She must live close to where she works because she walks to work.

This sentence is given as an example of "must" being used for deduction in the present. However, when I read the sentence, I thought it might not only refer to "a deduction" but it can also refer to "a necessity".

So, the sentence can have 2 meanings for me:

1-It is a deduction. And it means I suppose she is living somewhere close to her workplace, because she comes to workplace on foot. So, she can't be living far away.

2-I feel sorry for her, because the poor woman walks to work which must be tiring for her. She is poor, so she tries not to take the bus. Instead, she walks to work every day, because she wants to save that money to buy something else. So, I feel sorry for her and I think it is a must for her to find another house to live in, and I say "She must live close to where she works because she walks to work."

I am not quite sure. Is the second meaning not likely?

  • 1
    It's a deduction - the clue is 'because she walks to work'. Commented Jan 25, 2022 at 21:30

2 Answers 2


It is a deduction.

I see your point. Consider the sentence

He must take out the trash, because his husband tells him to.

That sentence would be understood as "He has to take out the trash..."

So there is no difference in the grammar. The reason that the sentences are interpreted differently must be pragmatic. The instructions of a husband might be a thing that compels you take out the trash. But walking to work is not the reason you live close. Instead, walking to work is a consequence of living close to work.

So we are unlikely to understand the sentence as "She does walk to work. And this compels her to live close to work" instead we observe the fact that she walks to work and deduce that she lives close by.

The given sentence expresses a deduction.

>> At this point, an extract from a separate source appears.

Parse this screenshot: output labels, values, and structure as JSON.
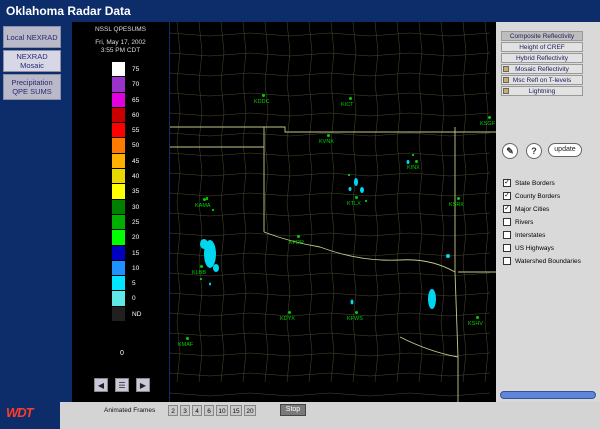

Most often this statement would be a deduction - the speaker knows that she lives close to her workplace because she walks there (from home). The other meaning (necessity) is allowed by the syntax, and context would make it clear which is the intended meaning. As an example, if the speaker was a support person speaking to a real estate agent about a new place for her to live, the sentence would be saying that she needs to find a place close to her work because she walks to work (and she needs to continue to walk to work).